Narrowing your results by selecting which status to include, which clashes to include, what contents to include, and what type of report enables you to efficiently create a report that is informative and professional.
Best practices track all the way through the Clash Detective workflow. If you created good markups in your clashes to define real constructability issues and associated a proper status code, reporting on real information is a snap. It is even better if you follow the practice of documenting with comments or tags in the Clash Detective. The more information you associate with your clashes, the better your reporting will become.

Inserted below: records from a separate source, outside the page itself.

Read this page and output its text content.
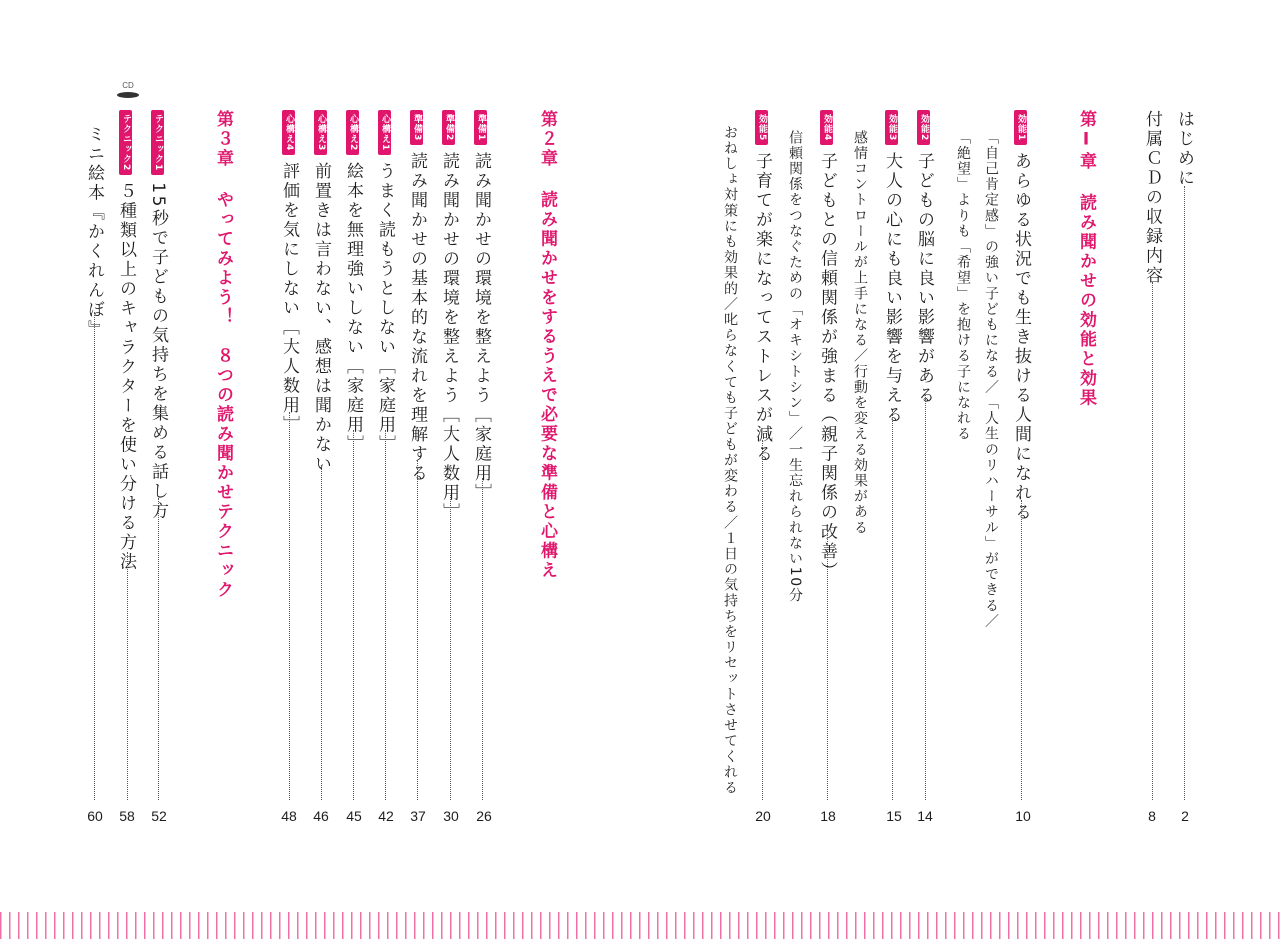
はじめに
2
付属ＣＤの収録内容
8
第Ⅰ章読み聞かせの効能と効果
効能1あらゆる状況でも生き抜ける人間になれる
10
「自己肯定感」の強い子どもになる／「人生のリハーサル」ができる／
「絶望」よりも「希望」を抱ける子になれる
効能2子どもの脳に良い影響がある
14
効能3大人の心にも良い影響を与える
15
感情コントロールが上手になる／行動を変える効果がある
効能4子どもとの信頼関係が強まる（親子関係の改善）
18
信頼関係をつなぐための「オキシトシン」／一生忘れられない10分
効能5子育てが楽になってストレスが減る
20
おねしょ対策にも効果的／叱らなくても子どもが変わる／１日の気持ちをリセットさせてくれる
第２章読み聞かせをするうえで必要な準備と心構え
準備1読み聞かせの環境を整えよう［家庭用］
26
準備2読み聞かせの環境を整えよう［大人数用］
30
準備3読み聞かせの基本的な流れを理解する
37
心構え1うまく読もうとしない［家庭用］
42
心構え2絵本を無理強いしない［家庭用］
45
心構え3前置きは言わない、感想は聞かない
46
心構え4評価を気にしない［大人数用］
48
第３章やってみよう！　８つの読み聞かせテクニック
テクニック115秒で子どもの気持ちを集める話し方
52
テクニック2５種類以上のキャラクターを使い分ける方法
58
CD
ミニ絵本『かくれんぼ』
60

If you didn’t take the time to create clash views and neglected to comment on any clashes, your reports will not contain useful or pertinent information. Many subscribe to creating viewpoint in key areas of the building and distributing those images. Although there is benefit to be gained with this reporting style, there is no way to track and persist that information throughout the life of a construction project. It has been my experience that this process is not sustainable and ends in long, inefficient coordination efforts.
Thorough reporting, on the other hand, expedites coordination efforts and increases communication, allowing for a sustainable efficient method of coordinating all the trades in a project.